Lucy will be starting preschool in the Fall. Can you believe it? It wasn’t so long ago that I was worrying about sending Julia off to preschool. And if what I did then was worry, there needs to be a stronger word for what I’ve been doing this time around.
Lucy + Preschool = My brain is full of worms!
The worms are kept happy and fed, however, with the knowledge that Lucy would be going to the same Montessori preschool Julia attended. We’d pretty much known that from the moment we enrolled Julia there. And while I’d had thousands of conversations about it with Dave, my mom, myself, anyone that would listen and even some who would not, I neglected to inform the school director in an official capacity, and so, for a time, we were on the wait list.
(Lucy + Preschool) / The Wait List = My head just exploded and all the worms died.
Thankfully, last week, we got the “YOU’RE IN!” call and my head was reassembled.
We made an appointment for Lucy to visit her new school on her birthday and we were both very, very excited. Until it was time to go in. Something about the words, “We’re here” sparked a revolt.
“Huh? Sweetie, we’re here. Let’s go in!”
“No. No. I don’t want to.”
“But, we’re-but, we’ve…but…what?”
“I’m not going in.”
I hopped out of the van and ran around to open her door. She quickly turned her face away and steeled herself into her seat.
“Lucy. What’s wrong? You were so excited a few minutes ago!”

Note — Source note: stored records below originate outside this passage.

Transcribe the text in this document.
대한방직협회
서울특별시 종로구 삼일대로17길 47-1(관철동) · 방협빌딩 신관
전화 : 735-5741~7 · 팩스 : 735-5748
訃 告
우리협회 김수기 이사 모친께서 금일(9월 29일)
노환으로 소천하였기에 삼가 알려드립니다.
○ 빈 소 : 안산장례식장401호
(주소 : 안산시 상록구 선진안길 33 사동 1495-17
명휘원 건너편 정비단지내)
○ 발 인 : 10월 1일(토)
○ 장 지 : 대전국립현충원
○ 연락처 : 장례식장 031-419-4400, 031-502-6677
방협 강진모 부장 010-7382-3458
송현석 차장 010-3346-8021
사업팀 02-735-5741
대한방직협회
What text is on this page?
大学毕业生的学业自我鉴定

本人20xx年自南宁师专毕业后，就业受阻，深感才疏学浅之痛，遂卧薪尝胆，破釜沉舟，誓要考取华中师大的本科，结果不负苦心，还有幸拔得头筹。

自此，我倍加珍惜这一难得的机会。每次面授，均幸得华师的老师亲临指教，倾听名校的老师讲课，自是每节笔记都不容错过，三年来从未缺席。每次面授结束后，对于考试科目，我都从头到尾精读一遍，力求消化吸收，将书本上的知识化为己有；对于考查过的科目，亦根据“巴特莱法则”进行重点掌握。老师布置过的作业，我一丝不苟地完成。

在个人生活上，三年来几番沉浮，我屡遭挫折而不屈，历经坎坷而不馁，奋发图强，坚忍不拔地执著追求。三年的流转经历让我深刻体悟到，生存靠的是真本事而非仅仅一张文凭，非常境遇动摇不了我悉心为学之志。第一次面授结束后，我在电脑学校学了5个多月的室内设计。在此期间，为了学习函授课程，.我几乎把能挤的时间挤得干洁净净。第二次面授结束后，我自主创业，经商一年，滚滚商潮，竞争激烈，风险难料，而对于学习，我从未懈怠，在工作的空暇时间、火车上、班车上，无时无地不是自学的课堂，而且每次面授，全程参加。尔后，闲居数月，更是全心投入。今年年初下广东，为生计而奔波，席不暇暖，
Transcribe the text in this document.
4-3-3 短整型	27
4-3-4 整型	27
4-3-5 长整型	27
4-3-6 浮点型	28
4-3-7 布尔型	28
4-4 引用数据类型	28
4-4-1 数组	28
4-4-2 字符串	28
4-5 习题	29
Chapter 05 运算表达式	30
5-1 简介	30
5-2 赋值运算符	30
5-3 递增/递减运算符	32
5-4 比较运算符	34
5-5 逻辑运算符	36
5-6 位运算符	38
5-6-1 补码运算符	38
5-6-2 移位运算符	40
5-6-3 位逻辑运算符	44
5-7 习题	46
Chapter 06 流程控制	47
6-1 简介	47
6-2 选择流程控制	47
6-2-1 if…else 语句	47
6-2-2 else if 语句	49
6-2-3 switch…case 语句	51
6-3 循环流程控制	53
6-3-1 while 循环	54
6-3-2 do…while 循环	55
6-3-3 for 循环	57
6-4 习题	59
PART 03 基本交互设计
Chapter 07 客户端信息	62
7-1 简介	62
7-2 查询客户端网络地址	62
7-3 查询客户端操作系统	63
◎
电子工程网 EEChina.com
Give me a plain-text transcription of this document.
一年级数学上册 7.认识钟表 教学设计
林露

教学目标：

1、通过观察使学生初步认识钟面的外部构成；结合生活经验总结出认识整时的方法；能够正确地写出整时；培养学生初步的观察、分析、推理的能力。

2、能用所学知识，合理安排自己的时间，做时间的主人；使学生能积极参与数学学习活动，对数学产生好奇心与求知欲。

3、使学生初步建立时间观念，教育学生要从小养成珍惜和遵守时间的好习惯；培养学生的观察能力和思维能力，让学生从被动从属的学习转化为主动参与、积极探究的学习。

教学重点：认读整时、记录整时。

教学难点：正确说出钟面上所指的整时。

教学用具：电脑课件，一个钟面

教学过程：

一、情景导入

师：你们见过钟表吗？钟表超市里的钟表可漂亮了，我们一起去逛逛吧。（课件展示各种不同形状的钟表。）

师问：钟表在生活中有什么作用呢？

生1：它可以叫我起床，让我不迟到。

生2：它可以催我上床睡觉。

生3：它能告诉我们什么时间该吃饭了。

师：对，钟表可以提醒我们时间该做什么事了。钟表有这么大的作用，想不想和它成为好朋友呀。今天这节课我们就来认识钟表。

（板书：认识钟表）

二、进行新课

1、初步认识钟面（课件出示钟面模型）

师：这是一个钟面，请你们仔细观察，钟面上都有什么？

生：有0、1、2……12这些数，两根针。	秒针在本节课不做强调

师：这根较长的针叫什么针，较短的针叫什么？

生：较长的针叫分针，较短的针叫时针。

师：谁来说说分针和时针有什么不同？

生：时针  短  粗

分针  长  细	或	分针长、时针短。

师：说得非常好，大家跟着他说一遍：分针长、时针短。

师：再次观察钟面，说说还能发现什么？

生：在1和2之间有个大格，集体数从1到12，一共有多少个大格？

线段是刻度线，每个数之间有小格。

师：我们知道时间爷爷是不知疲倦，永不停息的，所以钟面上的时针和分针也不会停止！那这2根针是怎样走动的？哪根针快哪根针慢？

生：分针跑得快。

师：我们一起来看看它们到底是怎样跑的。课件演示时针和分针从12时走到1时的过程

She furrowed her brow and jerked at me with gunshot grunts, a maneuver that kills my kindness and makes me bleed anger. I closed my eyes and took a deep breath. I imagined a giant wave of water gushing through a channel, overwhelming the banks and devouring bridges, and my daughter caught up in it, fighting against it, but rendered helpless by it’s force. Because that’s how Lucy experiences strong emotions. They tear through her brain, washing out all the pathways to communication and reason. When I picture her swept away and drowning in them, it helps me keep from getting carried along with her. It reminds me that pushing only puts her under, and I need to be sure-footed so I may offer her a steady hand strong enough that she can latch onto it and pull herself out.
“Okay, let’s think about this…” I launched into a pep talk that, I thought, was pretty inspiring. And since she’d actually started to look at me, I thought we were good to go. So, I unbuckled her seat belt and lifted her out of the car. But she wouldn’t let me put her feet on the ground. We struggled for a moment and then I sat us down on the curb, putting her my lap. She fought free and darted to the van and hid her face against the door.
“Lucy? Lucy!” I looked around to see who might be watching. “They’re expecting us.” I was getting tense. “You’re telling me you don’t want to go in?”
She shook her head.
“Okay. Okay.” I didn’t want to start things off on the wrong foot. “It’s okay. Let’s just walk around. Come on,” I said picking her up. “Let’s just walk around.”
I carried her toward the school. I pointed out some flowers, a bird, the play yard. I put her feet on the ground and took her hand. We looked around a bit. “Hey, there’s the door. Should we go in?”
She ran. I shouted. She stopped. She grunted. Oh, the grunting.
“So, Lucy, what?” I was losing it. I was slipping. “You don’t want to go to school?” I stomped.
She started to wail.
I threw my hands up. “Alright,” I screamed. I scooped her up and walked her kicking and yelling back to the van and plopped her in her car seat. I slammed the door shut and stood a moment. Another deep breath. I walked around and got into the car. I put my hands on the steering wheel.
I sat there in the same place I find myself so often with Lucy, asking, What do I do? WhatdoIdowhatdoIdowhatdoIdo?
And the answer was the same: Wait.
Soon, the car grew quiet and she sniffed, “Mom?”
“I’m just-I’m just scared.”
Twenty minutes later, she was standing in the center of the classroom, inviting the kids to come see the amazing tower she’d built.
She blew her teacher kisses as we left and declared, “I love this place!”
The visit was a success for Lucy and yet another reminder for me to give that kid what she needs: time. If I don’t feel like I have it, I need to find it. Imagine what she could do with it.